M. Ban "appelle toutes les parties concernées à faire preuve de la plus grande retenue et à faire tout leur possible pour éviter l'usage de la force et de nouvelles violences. Il souligne aussi la responsabilité de toutes les parties pour qu'elles agissent en accord strict avec la loi humanitaire et les droits de l'homme", a encore indiqué le porte-parole.
Les Nations unies sont en contact avec le gouvernement bahreïni et l'opposition "qui ont transmis leurs inquiétudes au secrétaire général à propos des derniers événements" dans le pays, a-t-il ajouté.
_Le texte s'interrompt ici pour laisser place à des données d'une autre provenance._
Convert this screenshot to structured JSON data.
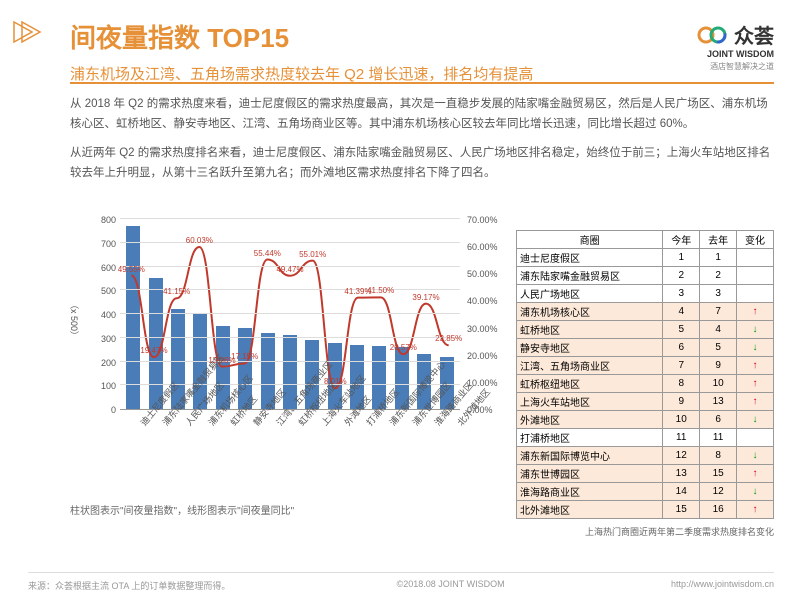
{
  "header": {
    "title": "间夜量指数 TOP15",
    "subtitle": "浦东机场及江湾、五角场需求热度较去年 Q2 增长迅速，排名均有提高"
  },
  "logo": {
    "name": "众荟",
    "en": "JOINT WISDOM",
    "tag": "酒店智慧解决之道"
  },
  "paragraphs": [
    "从 2018 年 Q2 的需求热度来看，迪士尼度假区的需求热度最高，其次是一直稳步发展的陆家嘴金融贸易区，然后是人民广场区、浦东机场核心区、虹桥地区、静安寺地区、江湾、五角场商业区等。其中浦东机场核心区较去年同比增长迅速，同比增长超过 60%。",
    "从近两年 Q2 的需求热度排名来看，迪士尼度假区、浦东陆家嘴金融贸易区、人民广场地区排名稳定，始终位于前三；上海火车站地区排名较去年上升明显，从第十三名跃升至第九名；而外滩地区需求热度排名下降了四名。"
  ],
  "chart": {
    "y_left_label": "（x 500）",
    "y_left_max": 800,
    "y_left_ticks": [
      0,
      100,
      200,
      300,
      400,
      500,
      600,
      700,
      800
    ],
    "y_right_ticks": [
      "0.00%",
      "10.00%",
      "20.00%",
      "30.00%",
      "40.00%",
      "50.00%",
      "60.00%",
      "70.00%"
    ],
    "y_right_max": 70,
    "bar_color": "#4a7db8",
    "line_color": "#c0392b",
    "grid_color": "#dddddd",
    "note": "柱状图表示\"间夜量指数\"，线形图表示\"间夜量同比\"",
    "categories": [
      "迪士尼度假区",
      "浦东陆家嘴金融贸易区",
      "人民广场地区",
      "浦东机场核心区",
      "虹桥地区",
      "静安寺地区",
      "江湾、五角场商业区",
      "虹桥枢纽地区",
      "上海火车站地区",
      "外滩地区",
      "打浦桥地区",
      "浦东新国际博览中心",
      "浦东世博园区",
      "淮海路商业区",
      "北外滩地区"
    ],
    "bars": [
      770,
      550,
      420,
      400,
      350,
      340,
      320,
      310,
      290,
      280,
      270,
      265,
      260,
      230,
      220
    ],
    "pcts": [
      49.55,
      19.47,
      41.15,
      60.03,
      15.96,
      17.15,
      55.44,
      49.47,
      55.01,
      8.01,
      41.39,
      41.5,
      20.57,
      39.17,
      23.85
    ]
  },
  "table": {
    "headers": [
      "商圈",
      "今年",
      "去年",
      "变化"
    ],
    "caption": "上海热门商圈近两年第二季度需求热度排名变化",
    "rows": [
      {
        "n": "迪士尼度假区",
        "a": 1,
        "b": 1,
        "c": "",
        "hl": false
      },
      {
        "n": "浦东陆家嘴金融贸易区",
        "a": 2,
        "b": 2,
        "c": "",
        "hl": false
      },
      {
        "n": "人民广场地区",
        "a": 3,
        "b": 3,
        "c": "",
        "hl": false
      },
      {
        "n": "浦东机场核心区",
        "a": 4,
        "b": 7,
        "c": "up",
        "hl": true
      },
      {
        "n": "虹桥地区",
        "a": 5,
        "b": 4,
        "c": "down",
        "hl": true
      },
      {
        "n": "静安寺地区",
        "a": 6,
        "b": 5,
        "c": "down",
        "hl": true
      },
      {
        "n": "江湾、五角场商业区",
        "a": 7,
        "b": 9,
        "c": "up",
        "hl": true
      },
      {
        "n": "虹桥枢纽地区",
        "a": 8,
        "b": 10,
        "c": "up",
        "hl": true
      },
      {
        "n": "上海火车站地区",
        "a": 9,
        "b": 13,
        "c": "up",
        "hl": true
      },
      {
        "n": "外滩地区",
        "a": 10,
        "b": 6,
        "c": "down",
        "hl": true
      },
      {
        "n": "打浦桥地区",
        "a": 11,
        "b": 11,
        "c": "",
        "hl": false
      },
      {
        "n": "浦东新国际博览中心",
        "a": 12,
        "b": 8,
        "c": "down",
        "hl": true
      },
      {
        "n": "浦东世博园区",
        "a": 13,
        "b": 15,
        "c": "up",
        "hl": true
      },
      {
        "n": "淮海路商业区",
        "a": 14,
        "b": 12,
        "c": "down",
        "hl": true
      },
      {
        "n": "北外滩地区",
        "a": 15,
        "b": 16,
        "c": "up",
        "hl": true
      }
    ]
  },
  "footer": {
    "source": "来源：众荟根据主流 OTA 上的订单数据整理而得。",
    "copyright": "©2018.08 JOINT WISDOM",
    "url": "http://www.jointwisdom.cn"
  }
}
M. Ban a lancé un nouvel appel à un "dialogue national constructif et large et à un soutien des pays de la région et de la communauté internationale à un dialogue et à un environnement favorable à des réformes crédibles à Bahreïn".
Bahreïn est secoué depuis plusieurs semaines par des troubles et des forces du Golfe ont été déployées pour aider au maintien de l'ordre. Plus de mille soldats saoudiens de la force commune du CCG sont arrivés lundi à Bahreïn, tandis que les Emirats arabes unis ont décidé l'envoi de 500 policiers.
L'opposition veut une monarchie constitutionnelle et les autorités ont accepté que le dialogue porte "sur un Parlement aux pleins pouvoirs" et sur "un gouvernement qui représente la volonté du peuple". Mais le dialogue n'a pas démarré, le pouvoir restant sourd à une condition de l'opposition qui exige au préalable la démission du gouvernement.